フェリペ2世はこの題材を選ぶことで自身が王として正統であり、カトリックの擁護者であることをアピールしたとされます。
よく見るとイスラムを表すと思われる月の旗があったりします。また、窓側にはサン=カンタンの戦いやポンタ・デルガダの海戦が描かれています。
ブルボン家の宮殿
スペイン・ハプスブルク朝は断絶し、次にスペイン・ブルボン朝が成立します。ブルボン家の宮殿はハプスブルク家とは違い、フランス的で優美な雰囲気になっています。写真手前の王の部屋から続々とタペストリーで飾られた美しい部屋が並びます。
この部屋は当初ビリヤード・テーブル・ルームと呼ばれていましたが、イサベル2世の時代にダイニングルームに改装されました。壁にはゴヤの原画による「マンサナレス川岸の踊り」などのタペストリーが飾られています。
絵画展示室
ブルボン家の宮殿から下りて回廊に出たら左へ進むと、ひっそりと展示室があります。。案内もほとんどなくて本当に不親切。
ここではRogier van der Weydenの傑作とされる「El Calvario」という絵画が展示されていました。両脇は聖母マリアと福音記者聖ヨハネが描かれています。もとは別の教会のために制作されましたが、フェリペ2世により最終的にエル・エスコリアル修道院に保管されることになりました。
王室図書館
中庭に戻ってきました。向かいから見ると教会のような見た目です。そして、大聖堂を見忘れたことに後になって気付くのでした・・・。
最後はフェリペ2世が建設した王室図書館。スペイン語、ラテン語のほか、ヘブライ語、アラビア語、中国語で書かれたものもあるようです。
入口にはフィレンツェの天文学者による天球儀が飾られています。当時は地球が中心にあると考えられていました。
大聖堂は見逃しましたが、これでだいたい全部見たということで!次は庭園に向かいます。
フライレス庭園
フライレス庭園へは有料エリアを出て、道路を南に歩いていくと小さな入口から入れます。
美しい庭園を散歩しながら圧倒的な外観を楽しめます。
建物沿いの庭園部分だけが開放されていました。出入口は一カ所だけなので、奥まで行ったらまた戻らないといけません。
撮影スポット1 庭園近くの道路脇
フライレス庭園からさらに南側へ歩いていくと、道路脇からエル・エスコリアル修道院が一望できる撮影スポットがあります。
こんな感じかな!?とてもきれいに撮れました。
撮影スポット2 ミラドール・アバトス
巨大すぎるエル・エスコリアル修道院の全体を見たい場合は、展望台に行くしかありません。
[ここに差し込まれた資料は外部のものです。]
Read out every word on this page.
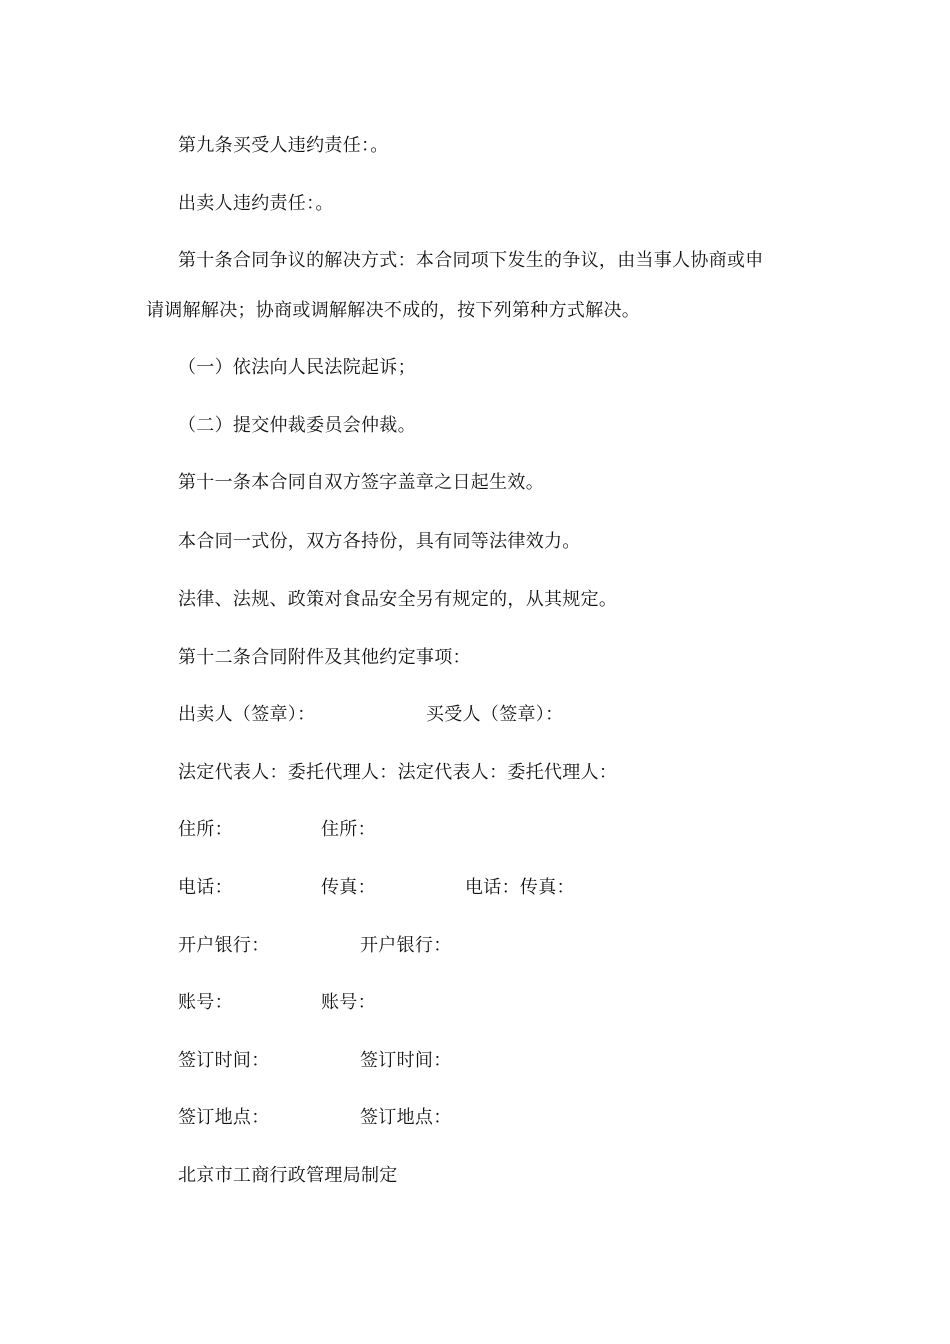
第九条买受人违约责任：。
出卖人违约责任：。
第十条合同争议的解决方式：本合同项下发生的争议，由当事人协商或申
请调解解决；协商或调解解决不成的，按下列第种方式解决。
（一）依法向人民法院起诉；
（二）提交仲裁委员会仲裁。
第十一条本合同自双方签字盖章之日起生效。
本合同一式份，双方各持份，具有同等法律效力。
法律、法规、政策对食品安全另有规定的，从其规定。
第十二条合同附件及其他约定事项：
出卖人（签章）：	买受人（签章）：
法定代表人：委托代理人：法定代表人：委托代理人：
住所：	住所：
电话：	传真：	电话：传真：
开户银行：	开户银行：
账号：	账号：
签订时间：	签订时间：
签订地点：	签订地点：
北京市工商行政管理局制定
ツーリストインフォで行き方を教えてもらいました。タクシーで10分くらいでゲートに到着。ここから先は徒歩で山道を登ります。
この日は金曜日でしたが夕方だからかタクシーは複数のアプリを使っても非常に捕まえにくく、仕方ない歩いていくか・・・と思った矢先ちょうどFREENOWアプリでタクシーがいたのでラッキーでした。
ゲートの先は山道といっても舗装されていて全然歩きやすかったです。ツーリストインフォの方はショートカットする道があるとは言っていましたがわからず。。普通に道を歩いても大した距離ではないので問題ありません。展望台とは書かれていませんでしたが、石組みがあるしきっとここ!
眺め良し!サン・ロレンソ・デ・エル・エスコリアルの町と修道院がよく見えます。
ですが、ちょっと遠い・・・?
アップにすると、とてもきれいに撮れました。こうしてみると本当に巨大です。
ここに行く場合はスマホだとちょっと厳しいと思うので、望遠できるカメラを忘れずに。
遠くにはエル・エスコリアルの町とバルマジョル貯水池も見えました。晴れてくれてよかったです。
サン・ロレンソ・デ・エル・エスコリアルの町
エル・エスコリアル修道院だけ見たらさっさと帰ってしまいそうですが、落ち着いた雰囲気の町なので時間があれば散策するのもいいかもしれません。特にミラドール・アバトスの帰りに歩いたところは高級住宅街のような雰囲気でした。
夕方の中途半端な時間だったこともあり、カフェ休憩しようとしてもやっていないお店ばかり。。
Hotel Miranda & Suizoはレストランが開いていてカフェ休憩できました。スペイン語オンリーですが、こちらから歩み寄って片言スペイン語を話せば一生懸命聞いてくれて親切に対応してもらえます。
カプチーノは模様が残念でした・・・。味は問題なくてよかったです。
行きの逆パターンでマドリードに戻り、途中夕食を軽く食べて、ホテルに着いたのは20時過ぎでした。